Traders look at two primary factors when choosing the instruments they desire to trade: liquidity and volatility. Liquidity is the extent to which an instrument can be quickly purchased or sold without changing the asset’s price drastically. Volatility, on the other hand, gauges the disbursement of returns. The higher the volatility, the more perilous the instrument is.

The following are some of the most preferred instruments among active traders.

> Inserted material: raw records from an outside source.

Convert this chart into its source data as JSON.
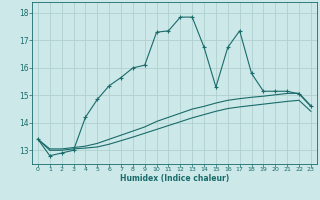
{
  "xlabel": "Humidex (Indice chaleur)",
  "xlim": [
    -0.5,
    23.5
  ],
  "ylim": [
    12.5,
    18.4
  ],
  "xticks": [
    0,
    1,
    2,
    3,
    4,
    5,
    6,
    7,
    8,
    9,
    10,
    11,
    12,
    13,
    14,
    15,
    16,
    17,
    18,
    19,
    20,
    21,
    22,
    23
  ],
  "yticks": [
    13,
    14,
    15,
    16,
    17,
    18
  ],
  "bg_color": "#cce8e8",
  "line_color": "#1a6b6b",
  "grid_color": "#b0d0d0",
  "line1_x": [
    0,
    1,
    2,
    3,
    4,
    5,
    6,
    7,
    8,
    9,
    10,
    11,
    12,
    13,
    14,
    15,
    16,
    17,
    18,
    19,
    20,
    21,
    22,
    23
  ],
  "line1_y": [
    13.4,
    12.8,
    12.9,
    13.0,
    14.2,
    14.85,
    15.35,
    15.65,
    16.0,
    16.1,
    17.3,
    17.35,
    17.85,
    17.85,
    16.75,
    15.3,
    16.75,
    17.35,
    15.8,
    15.15,
    15.15,
    15.15,
    15.05,
    14.6
  ],
  "line2_x": [
    0,
    1,
    2,
    3,
    4,
    5,
    6,
    7,
    8,
    9,
    10,
    11,
    12,
    13,
    14,
    15,
    16,
    17,
    18,
    19,
    20,
    21,
    22,
    23
  ],
  "line2_y": [
    13.4,
    13.05,
    13.05,
    13.1,
    13.15,
    13.25,
    13.4,
    13.55,
    13.7,
    13.85,
    14.05,
    14.2,
    14.35,
    14.5,
    14.6,
    14.72,
    14.82,
    14.88,
    14.93,
    14.97,
    15.02,
    15.07,
    15.08,
    14.62
  ],
  "line3_x": [
    0,
    1,
    2,
    3,
    4,
    5,
    6,
    7,
    8,
    9,
    10,
    11,
    12,
    13,
    14,
    15,
    16,
    17,
    18,
    19,
    20,
    21,
    22,
    23
  ],
  "line3_y": [
    13.4,
    13.0,
    13.0,
    13.05,
    13.08,
    13.12,
    13.22,
    13.35,
    13.48,
    13.62,
    13.76,
    13.9,
    14.04,
    14.18,
    14.3,
    14.42,
    14.52,
    14.58,
    14.63,
    14.68,
    14.73,
    14.78,
    14.82,
    14.42
  ]
}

Normally, commodities are purchased and sold through futures contracts on exchanges. The contract specifies the quantity and quality of the commodity being traded. Agricultural, energy, and precious metals are the major classifications of commodities. The most commonly traded commodities include agricultural products, crude oil, and precious metals.

Exchange-Traded Funds

The marketable security trails bonds, commodities, indexes, or a group of assets. Like stocks, ETFs are traded on regulated exchanges. The fund experience price fluctuation throughout the session since it is purchased and sold.


Currencies are traded on the foreign exchange market. Accounting for more than $5 trillion in average daily volume, the market operates 24 hours a day and five days a week. Forex is one of the most attractive trading instruments because of flexible trading time, accessibility to important leverage, and relative steadiness. Here are the world’s major currencies: the US dollar, the euro, the Japanese yen, the British pound, the Canadian dollar, the Australian dollar, and the New Zealand dollar.


This instrument denotes a holder’s ownership in a company, representing a portion of the firm’s assets and earnings. There are two types of stock: common and preferred. Common stocks enables the holder to vote at shareholders’ meetings and receive dividend payments. Conversely, preferred stocks has no voting rights, but its holders have higher claims on the corporation’s assets and earnings. Stocks are highly liquid yet perilous as it can multiply returns or wipe out a trading account all at once. Still, every portfolio holds stocks as the security has proved its capability to outmatch other instruments over the long stretch.

We shall discuss how to curb risk in our next tutorial.